The process of sampling the ocean bottom for surfclams and quohogs isn’t as easy as it sounds.  Both of these animals live below the surface of the ocean bottom and that ocean bottom can be sand, mud, or contain a large number of rocks.   To get to the clams the dredge is lowered into the water using a large crane and cable.  Once on the ocean floor, a pump directs the edge of the dredge into the sand/mud and at the same time blows back anything collected into the back of the dredge.  The entire time the ship is moving, dragging the dredge along the bottom.  The idea is for the clams and other larger samples to remain in the dredge while mud and sand wash out the sides and the back.  This works most of the time but occasionally we have brought up the dredge filled with grey sticky mud or large amounts of sand and rocks.  We can put the dredge back into the water off the stern (rear) of the ship and wash away some, but the sticky grey mud has caused problems and we keep our fingers crossed each time the dredge comes up.

The dredge that is lowered to the ocean floor to collect samples

Before sending the dredge down, three sensors are loaded onto the top and side.  These are similar to flash drives that collect certain data such as water depth, temperature, and tilt. This data is retrieved and downloaded into the computer after each “event” (the term used for each sample).  I’ve been trained on setting up the event using the computer in the bridge.  It requires communicating with the NOAA Corps officers who are on the bridge navigating the ship.  These people work closely with the winch operator who is lowering the dredge into the water at designated points.

NOAA Lead Fisherman Todd Wilson is responsible for operation of the winch that lowers the dredge.

The winch operator is also in direct communication with the crew on the deck who assist in lowering and raising the dredge and providing for a safe working environment for the volunteers and scientists.  Because of  all the heavy equipment on the deck, we are all required to wear hard hats when on the deck.  Of course, we also wear our life jackets.  The process of lowering and raising the dredge in specific areas is highly technical and one that is worked out well in advance of each sea trip.  Once at sea, it is the job of the Chief Scientist (Jakub Kircun) to monitor our sampling sites.

The Chief Scientist of the Delaware II Jakub Kircun

Occasionally we have to make adjustments, such as yesterday when the blade assembly of the dredge was damaged by rocks.

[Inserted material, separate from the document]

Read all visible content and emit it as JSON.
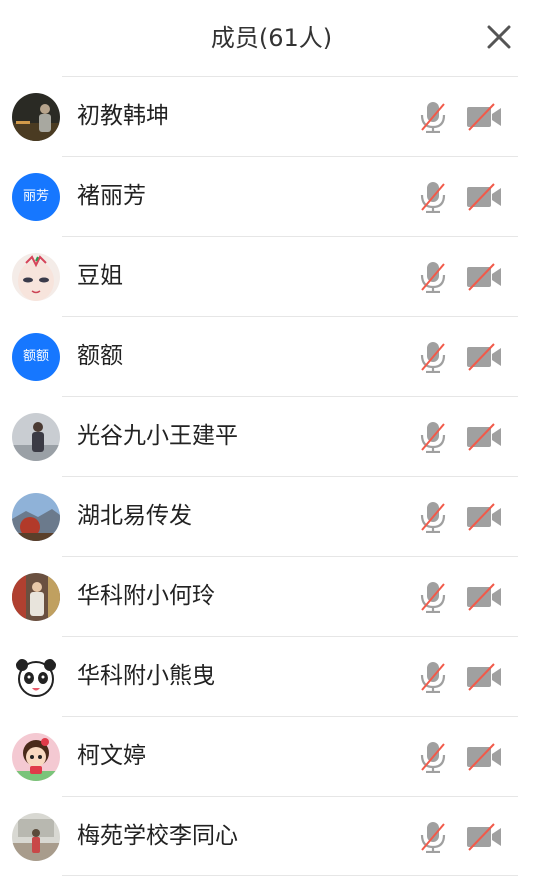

The broken blade apparatus that had to be removed from the dredge and replaced.

We had to stop our work for almost two hours while the crew removed the damaged part and replaced it with a new one.  This happens with some regularity so the ship carries extra blades and blade assemblies.  There are only two more assemblies left (of the part we replaced yesterday) and approximately three more weeks of sampling.  I asked what would happen if we ran out of blades and/or blade assemblies and was told the last leg (the last two weeks of sampling) may have to be cut short.  If possible, the crew may try to repair the broken part.

Personal Log

I’ve gotten to know my fellow team (those of us on the noon-midnight shift) through our long hours on deck and in the lab.  Two of the volunteers are like me – here for this particular leg.  Brenna O’Neill  is a graduate student at the Florida Institute of Technology and works in marine sciences.  Henry Hope is a NOAA employee who usually works in a lab in Woods Hole, MA but volunteered for this trip to see what kind of science we did at sea.  The other members of our team are all NOAA employees – either working continuously on the ship for all the science expeditions or part time on the ship and part time in a lab.  I was surprised to find out that there are various science expeditions carried out all year long – including in the middle of winter.  One of the crew told me of working on deck having to chip away ice from the equipment before it could be used.  It’s been so warm and humid on this trip I can’t imagine being that cold.  In fact, I brought several sweatshirts and jeans with me thinking it might be cool out at sea but haven’t even looked at them since I arrived.  It’s been all t-shirts and shorts even at midnight.  Last night we had another 2-hour delay because of a lightning storm – this time we DID hear the thunder!